For the inversion of cane sugar, the measured polarimeter readings closely recorded at , , and are , — Chemical Kinetics Chemistry Question
Question
For the inversion of cane sugar, the measured polarimeter readings closely recorded at $t=0$, $t=30 \text{ min}$, and $t=\infty$ are $30^\circ$, $20^\circ$, and $-15^\circ$ respectively.

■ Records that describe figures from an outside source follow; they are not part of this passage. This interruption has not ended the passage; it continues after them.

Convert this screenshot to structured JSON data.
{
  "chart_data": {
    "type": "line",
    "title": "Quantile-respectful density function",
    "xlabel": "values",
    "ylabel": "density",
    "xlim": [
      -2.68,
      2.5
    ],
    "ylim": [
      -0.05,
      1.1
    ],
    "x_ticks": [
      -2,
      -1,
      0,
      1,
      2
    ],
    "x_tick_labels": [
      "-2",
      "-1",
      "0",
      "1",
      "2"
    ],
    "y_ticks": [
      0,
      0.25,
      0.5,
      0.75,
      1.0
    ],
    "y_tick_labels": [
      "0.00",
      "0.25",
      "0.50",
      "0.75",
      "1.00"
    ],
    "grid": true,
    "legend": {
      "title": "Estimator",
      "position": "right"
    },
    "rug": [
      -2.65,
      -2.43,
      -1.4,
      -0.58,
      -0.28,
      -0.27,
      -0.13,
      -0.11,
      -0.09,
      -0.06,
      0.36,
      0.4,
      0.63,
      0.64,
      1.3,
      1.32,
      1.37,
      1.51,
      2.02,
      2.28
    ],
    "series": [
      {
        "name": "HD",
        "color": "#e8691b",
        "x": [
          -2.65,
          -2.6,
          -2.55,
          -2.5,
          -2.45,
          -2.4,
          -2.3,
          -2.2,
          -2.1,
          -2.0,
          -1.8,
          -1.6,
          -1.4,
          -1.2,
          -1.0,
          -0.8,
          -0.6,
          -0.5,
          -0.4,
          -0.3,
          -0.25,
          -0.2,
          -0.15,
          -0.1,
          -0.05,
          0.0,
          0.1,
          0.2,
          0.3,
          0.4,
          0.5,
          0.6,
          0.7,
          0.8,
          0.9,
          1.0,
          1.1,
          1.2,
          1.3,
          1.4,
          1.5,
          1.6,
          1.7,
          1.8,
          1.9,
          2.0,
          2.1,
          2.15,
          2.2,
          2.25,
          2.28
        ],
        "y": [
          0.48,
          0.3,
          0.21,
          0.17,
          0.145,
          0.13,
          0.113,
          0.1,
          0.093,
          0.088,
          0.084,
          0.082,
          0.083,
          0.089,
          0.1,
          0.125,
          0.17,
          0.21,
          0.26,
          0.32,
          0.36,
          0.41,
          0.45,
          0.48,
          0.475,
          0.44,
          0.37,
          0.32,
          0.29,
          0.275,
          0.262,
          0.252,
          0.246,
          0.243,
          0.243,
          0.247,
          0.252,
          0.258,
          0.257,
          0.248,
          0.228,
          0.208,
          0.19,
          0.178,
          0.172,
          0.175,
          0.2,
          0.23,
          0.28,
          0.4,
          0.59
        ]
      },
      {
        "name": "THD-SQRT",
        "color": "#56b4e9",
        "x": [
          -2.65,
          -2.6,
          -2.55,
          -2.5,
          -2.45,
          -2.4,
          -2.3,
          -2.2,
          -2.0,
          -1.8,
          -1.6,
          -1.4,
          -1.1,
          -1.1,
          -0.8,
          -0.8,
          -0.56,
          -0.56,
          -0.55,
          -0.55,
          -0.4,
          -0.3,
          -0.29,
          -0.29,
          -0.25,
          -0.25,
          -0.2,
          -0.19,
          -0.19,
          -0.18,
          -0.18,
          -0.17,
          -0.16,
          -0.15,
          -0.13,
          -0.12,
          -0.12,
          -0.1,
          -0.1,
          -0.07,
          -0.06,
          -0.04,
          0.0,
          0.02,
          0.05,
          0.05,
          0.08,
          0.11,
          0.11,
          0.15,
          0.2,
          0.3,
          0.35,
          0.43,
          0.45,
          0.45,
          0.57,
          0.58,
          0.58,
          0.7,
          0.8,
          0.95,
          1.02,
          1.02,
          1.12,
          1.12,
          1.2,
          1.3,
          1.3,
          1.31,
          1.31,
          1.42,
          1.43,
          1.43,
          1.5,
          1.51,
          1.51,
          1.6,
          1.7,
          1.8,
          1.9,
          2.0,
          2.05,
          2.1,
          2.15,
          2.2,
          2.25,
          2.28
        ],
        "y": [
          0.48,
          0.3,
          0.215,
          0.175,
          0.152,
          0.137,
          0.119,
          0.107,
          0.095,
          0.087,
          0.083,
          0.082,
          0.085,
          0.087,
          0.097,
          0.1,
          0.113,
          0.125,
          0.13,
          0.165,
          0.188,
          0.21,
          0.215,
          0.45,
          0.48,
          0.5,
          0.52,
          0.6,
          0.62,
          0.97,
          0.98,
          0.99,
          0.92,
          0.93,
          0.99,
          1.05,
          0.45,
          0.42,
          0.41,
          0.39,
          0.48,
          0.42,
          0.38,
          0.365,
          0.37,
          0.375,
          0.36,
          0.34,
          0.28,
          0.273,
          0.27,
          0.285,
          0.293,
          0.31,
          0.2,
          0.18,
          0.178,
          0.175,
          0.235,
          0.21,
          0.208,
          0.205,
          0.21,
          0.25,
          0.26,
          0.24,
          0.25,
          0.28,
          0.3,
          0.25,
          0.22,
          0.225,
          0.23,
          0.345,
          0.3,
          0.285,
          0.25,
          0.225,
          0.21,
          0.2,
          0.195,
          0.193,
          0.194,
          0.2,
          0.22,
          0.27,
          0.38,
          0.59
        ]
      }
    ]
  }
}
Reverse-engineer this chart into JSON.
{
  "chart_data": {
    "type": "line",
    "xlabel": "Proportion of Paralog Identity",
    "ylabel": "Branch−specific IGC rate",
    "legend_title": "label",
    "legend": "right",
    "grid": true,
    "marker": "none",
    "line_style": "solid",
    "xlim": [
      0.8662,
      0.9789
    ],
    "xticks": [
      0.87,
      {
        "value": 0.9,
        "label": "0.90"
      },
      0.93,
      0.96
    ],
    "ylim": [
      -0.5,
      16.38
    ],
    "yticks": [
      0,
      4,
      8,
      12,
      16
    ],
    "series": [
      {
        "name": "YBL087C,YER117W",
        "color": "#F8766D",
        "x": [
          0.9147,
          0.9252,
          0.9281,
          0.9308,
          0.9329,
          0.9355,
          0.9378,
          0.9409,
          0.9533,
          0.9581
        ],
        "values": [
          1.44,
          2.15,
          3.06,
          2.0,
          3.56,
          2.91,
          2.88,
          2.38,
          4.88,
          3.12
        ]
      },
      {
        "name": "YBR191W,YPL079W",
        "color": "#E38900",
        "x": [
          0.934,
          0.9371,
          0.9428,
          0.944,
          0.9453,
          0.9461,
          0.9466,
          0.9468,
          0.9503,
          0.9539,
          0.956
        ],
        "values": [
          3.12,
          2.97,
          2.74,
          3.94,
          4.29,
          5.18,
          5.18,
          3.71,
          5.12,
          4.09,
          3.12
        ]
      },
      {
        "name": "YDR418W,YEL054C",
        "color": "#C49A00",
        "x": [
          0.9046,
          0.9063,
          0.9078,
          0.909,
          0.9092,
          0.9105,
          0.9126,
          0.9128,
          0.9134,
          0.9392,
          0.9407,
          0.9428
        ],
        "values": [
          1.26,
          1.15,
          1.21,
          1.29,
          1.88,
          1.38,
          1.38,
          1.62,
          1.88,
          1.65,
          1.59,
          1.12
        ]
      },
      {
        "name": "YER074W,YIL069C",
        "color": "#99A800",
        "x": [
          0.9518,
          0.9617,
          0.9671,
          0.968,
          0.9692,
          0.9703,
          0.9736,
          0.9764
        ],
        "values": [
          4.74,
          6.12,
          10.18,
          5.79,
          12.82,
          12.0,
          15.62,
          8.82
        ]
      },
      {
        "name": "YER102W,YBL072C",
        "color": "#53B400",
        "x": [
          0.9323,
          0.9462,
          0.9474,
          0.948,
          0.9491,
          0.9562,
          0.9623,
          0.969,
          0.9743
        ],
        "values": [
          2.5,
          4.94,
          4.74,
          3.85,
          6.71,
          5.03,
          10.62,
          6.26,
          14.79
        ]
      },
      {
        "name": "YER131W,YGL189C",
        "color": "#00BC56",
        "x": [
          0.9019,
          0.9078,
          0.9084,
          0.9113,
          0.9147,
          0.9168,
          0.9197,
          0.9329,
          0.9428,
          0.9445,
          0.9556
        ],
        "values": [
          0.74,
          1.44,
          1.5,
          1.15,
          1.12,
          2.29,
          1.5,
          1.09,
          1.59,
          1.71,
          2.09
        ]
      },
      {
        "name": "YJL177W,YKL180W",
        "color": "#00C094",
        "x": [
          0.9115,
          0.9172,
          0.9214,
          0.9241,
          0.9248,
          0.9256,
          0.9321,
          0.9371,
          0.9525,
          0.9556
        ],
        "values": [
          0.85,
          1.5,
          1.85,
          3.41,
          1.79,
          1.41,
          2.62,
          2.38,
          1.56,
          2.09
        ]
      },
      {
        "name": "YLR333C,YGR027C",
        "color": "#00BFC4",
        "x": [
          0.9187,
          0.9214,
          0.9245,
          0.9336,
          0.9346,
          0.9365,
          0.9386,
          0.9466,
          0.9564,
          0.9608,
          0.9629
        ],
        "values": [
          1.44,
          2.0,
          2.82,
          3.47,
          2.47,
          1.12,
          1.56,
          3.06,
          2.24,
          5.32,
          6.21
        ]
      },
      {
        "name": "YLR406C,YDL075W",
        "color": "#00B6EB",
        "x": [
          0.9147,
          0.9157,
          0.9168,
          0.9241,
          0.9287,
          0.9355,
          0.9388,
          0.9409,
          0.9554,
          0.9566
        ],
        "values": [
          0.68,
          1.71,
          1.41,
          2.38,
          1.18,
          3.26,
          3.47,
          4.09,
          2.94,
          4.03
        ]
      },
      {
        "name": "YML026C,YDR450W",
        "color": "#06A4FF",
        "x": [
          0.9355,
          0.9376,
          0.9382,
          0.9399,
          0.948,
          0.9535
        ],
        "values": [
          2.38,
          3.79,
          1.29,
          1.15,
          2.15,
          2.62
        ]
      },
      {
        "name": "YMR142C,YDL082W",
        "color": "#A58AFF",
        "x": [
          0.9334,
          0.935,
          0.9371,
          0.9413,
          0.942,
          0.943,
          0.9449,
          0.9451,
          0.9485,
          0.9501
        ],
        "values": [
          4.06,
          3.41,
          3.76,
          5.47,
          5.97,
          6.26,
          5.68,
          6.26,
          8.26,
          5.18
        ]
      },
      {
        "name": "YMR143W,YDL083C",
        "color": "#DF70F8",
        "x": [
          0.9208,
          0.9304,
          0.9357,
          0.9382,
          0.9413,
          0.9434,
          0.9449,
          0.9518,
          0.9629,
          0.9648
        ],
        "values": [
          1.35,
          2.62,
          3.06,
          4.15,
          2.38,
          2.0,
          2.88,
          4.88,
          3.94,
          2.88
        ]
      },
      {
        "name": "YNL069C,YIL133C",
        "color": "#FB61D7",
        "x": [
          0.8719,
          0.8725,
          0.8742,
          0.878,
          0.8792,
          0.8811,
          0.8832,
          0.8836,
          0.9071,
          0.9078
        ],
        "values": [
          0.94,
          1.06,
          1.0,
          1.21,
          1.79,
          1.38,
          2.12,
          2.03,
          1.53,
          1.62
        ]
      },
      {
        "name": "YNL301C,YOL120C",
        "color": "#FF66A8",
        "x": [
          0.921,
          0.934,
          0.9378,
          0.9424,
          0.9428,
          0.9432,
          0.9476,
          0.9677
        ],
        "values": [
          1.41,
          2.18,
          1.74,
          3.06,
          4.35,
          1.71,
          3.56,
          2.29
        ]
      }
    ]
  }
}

Considering it rigidly follows pseudo-first-order kinetics, what is the mathematically calculated half-life of this particular reaction? (Given: $\log 2=0.3, \log 3=0.48, \log 7=0.84$)
💡 Solution & Explanation
Using the polarimetric pseudo-first-order formula: $k = \frac{2.303}{t} \log \frac{r_0 - r_\infty}{r_t - r_\infty}$. Initial angle difference: $30 - (-15) = 45$. Time $t$ angle difference: $20 - (-15) = 35$. $k = \frac{2.303}{30} \log\left(\frac{45}{35}\right) = \frac{2.303}{30} \log\left(\frac{9}{7}\right)$. Using logs: $\log 9 - \log 7 = 0.96 - 0.84 = 0.12$. So $k = \frac{2.303 \times 0.12}{30}$. Half-life $t_{1/2} = \frac{0.693}{k} = \frac{0.3 \times 2.303 \times 30}{2.303 \times 0.12} = \frac{9}{0.12} = 75 \text{ min}$.